Verwaltungsdigitalisierungsinfluencer vs. ArchitektInnen

Die Videos des „Akkudoktor“ Andreas Schmitz rund um Klein-Photovoltaikanlagen sind in Teilen meines Bekanntenkreis lange Pflichtprogramm. Da nerdet sich jemand richtig tief ins Thema rein (und ist auch schon vom Fach), testet Geraete tiefer auf Herz und Nieren als so manchem Hersteller das lieb ist und macht das derweil, ohne dabei was verkaufen zu wollen – weil er an den damit verbundenen hoeheren Zielen interessiert ist.

Im oben eingebetteten Video teilt er gute und schlechte Erfahrungen im Umgang mit Herstellern und wie das normalerweise mit Influencern und Influencer-Agenturen so laeuft – und da fiel es mir wie Schuppen aus den Haaren, dass das in weiten Teilen auch Erwartungshaltung sowie Spannungsfeld zwischen zivilgesellschaftlichem Civic-Tech-Einsatz und Verwaltung – und insbesondere Smart City – widerspiegelt.

Als Gold-Standardfall nennt Schmitz, dass es nach einem von ihm gemeldeten Problem sofort eine Krisensitzung gab, die Entwicklungs-/Engineering-Abteilung einbezogen wurde, er offenbar auch direkten Draht dorthin bekam und er die naechsten Schritte dargelegt bekam, was nun zur Fehlerbehebung passieren wuerde.
Das Negativbeispiel, das bei Influencermarketing normal sei: Man habe nur Kontakt zu einer Influenceragentur. Die hat gar keinen Durchgriff aufs Produkt und bezahlt einen im Zweifelsfall, dass man gefundene Probleme nicht an die grosse Glocke haengt und die Schnauze haelt.

Kommt bekannt vor? Mir schon. Mit dem spannenden Unterschied, dass es die Entwicklungs- und Engineering-Abteilung z.B. in der Smart City meist nie im eigenen Haus gibt. Und es dementsprechend diesen Feedback- und Lösungs-Cycle gar nicht geben kann. Weil quasi jeder Schmarrn von externen Dienstleistern entwickelt wird – die manchmal brauchbares Requirement Engineering vom oeffentlichen Auftraggeber bekommen. Meist aber nicht.

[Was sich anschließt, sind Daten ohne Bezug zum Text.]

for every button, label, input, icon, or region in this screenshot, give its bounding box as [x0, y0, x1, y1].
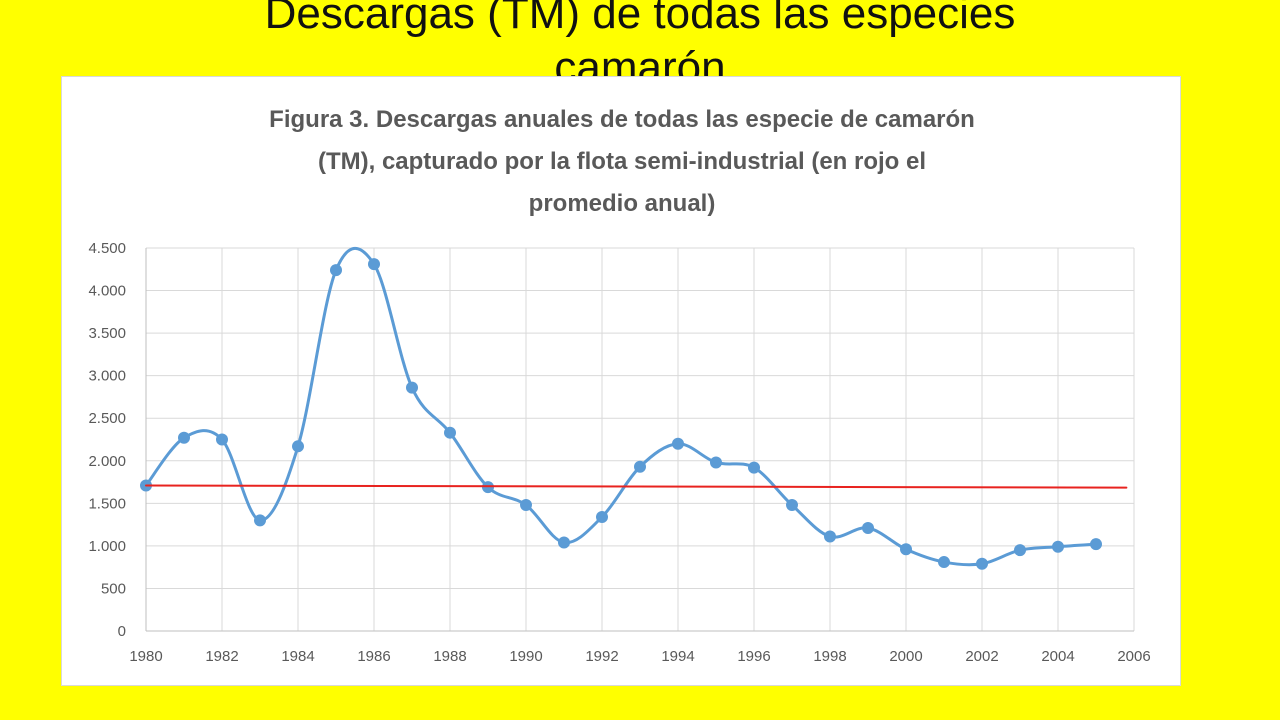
y-tick-label: 3.000	[88, 368, 126, 385]
y-tick-label: 4.500	[88, 240, 126, 257]
x-tick-label: 1998	[813, 648, 846, 665]
chart-title-line-1: Figura 3. Descargas anuales de todas las…	[269, 106, 975, 133]
x-tick-label: 1994	[661, 648, 694, 665]
y-tick-label: 2.500	[88, 410, 126, 427]
x-tick-label: 1990	[509, 648, 542, 665]
data-point	[1052, 540, 1064, 553]
y-tick-label: 2.000	[88, 453, 126, 470]
landings-series-line	[144, 247, 1098, 567]
data-point	[406, 381, 418, 394]
y-tick-label: 0	[118, 623, 126, 640]
chart-title: Figura 3. Descargas anuales de todas las…	[62, 99, 1182, 225]
line-chart: 0 500 1.000 1.500 2.000 2.500 3.000 3.500 4.000 4…	[88, 240, 1150, 665]
chart-title-line-3: promedio anual)	[528, 190, 716, 217]
data-point	[672, 437, 684, 450]
x-tick-label: 1988	[433, 648, 466, 665]
data-point	[254, 514, 266, 527]
x-tick-label: 1984	[281, 648, 314, 665]
x-tick-label: 1986	[357, 648, 390, 665]
average-series-line	[145, 484, 1128, 489]
data-point	[444, 426, 456, 439]
data-point	[862, 522, 874, 535]
data-point	[368, 258, 380, 271]
x-tick-label: 1992	[585, 648, 618, 665]
data-point	[596, 510, 608, 523]
data-point	[1090, 538, 1102, 551]
x-tick-label: 2000	[889, 648, 922, 665]
data-point	[976, 557, 988, 570]
x-tick-label: 1980	[129, 648, 162, 665]
data-point	[1014, 544, 1026, 557]
chart-panel: 0 500 1.000 1.500 2.000 2.500 3.000 3.500 4.000 4…	[61, 76, 1181, 686]
data-point	[216, 433, 228, 446]
data-point	[292, 440, 304, 453]
data-point	[938, 556, 950, 569]
y-tick-label: 1.000	[88, 538, 126, 555]
x-tick-label: 2006	[1117, 648, 1150, 665]
y-tick-label: 500	[101, 580, 126, 597]
data-point	[786, 499, 798, 512]
data-point	[520, 499, 532, 512]
x-tick-label: 2002	[965, 648, 998, 665]
data-point	[748, 461, 760, 474]
y-tick-label: 3.500	[88, 325, 126, 342]
data-point	[634, 460, 646, 473]
data-point	[178, 431, 190, 444]
data-point	[330, 264, 342, 277]
x-tick-label: 2004	[1041, 648, 1074, 665]
x-tick-label: 1982	[205, 648, 238, 665]
data-point	[710, 456, 722, 469]
data-point	[900, 543, 912, 556]
slide-title: Descargas (TM) de todas las especies	[264, 0, 1016, 38]
y-tick-label: 1.500	[88, 495, 126, 512]
y-tick-label: 4.000	[88, 283, 126, 300]
data-point	[558, 536, 570, 549]
data-point	[824, 530, 836, 543]
x-tick-label: 1996	[737, 648, 770, 665]
chart-title-line-2: (TM), capturado por la flota semi-indust…	[317, 148, 927, 175]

Bei mancher oeffentlichen Stelle wuerde ich mittlerweile aus der Erfahrung im Austausch mit den an der Sache interessierten zivilgesellschaftlichen Engineers (w/m/d) und der behoerdlich eingerichteten Digitalisierungsagentur mittlerweile auch sagen: Das ist mehr Influencer-Agentur denn an der langfristigen Entwicklung interessierte Einheit. Denn sie sind nicht nur von den zu entwickelnden Produkten und Infrastrukturen so weit weg wie die Influencer-Agentur. Sondern ihnen ist im schlimmsten Fall das langfristige ideelle Ziel weniger wichtig als die akute oeffentlichkeitswirksame Darstellung.

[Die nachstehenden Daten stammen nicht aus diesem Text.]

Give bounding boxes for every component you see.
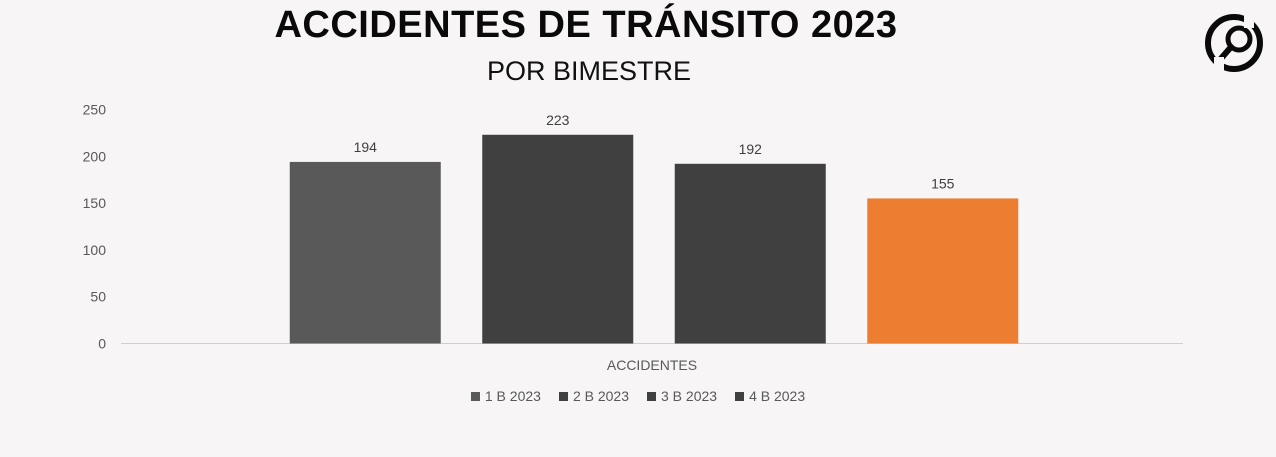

Vor dem Hintergrund bin ich gerade auch etwas professionell angepisst vom neuerlichen Vorstoss der Social Entrepreneurs von ProjectTogether, die heute ihr neues rework-Programm vorstellten, mit dem nun alles bei der Verwaltungsdigitalisierung besser werden soll. Nicht nur, dass mir das gesamte Social-Entrepreneur-Wesen von Grund auf unsympathisch ist – ich halte diese Verlagerung von Verantwortung in Startups fuer Teil des Problems, nicht der Loesung. Dazu kommt, dass die Truppe mir mit UpdateDeutschland noch enorm schlecht in Erinnerung ist. Nach dem Event gab es einen Austausch mit Aktiven des Netzwerks Code for Germany, bei dem in kurzer Zeit immer deutlicher wurde, dass der ganzen Veranstaltung kaum vorbereitende Recherche vorausgegangen war, was es bislang schon gab und was weswegen (nicht) funktioniert hatte.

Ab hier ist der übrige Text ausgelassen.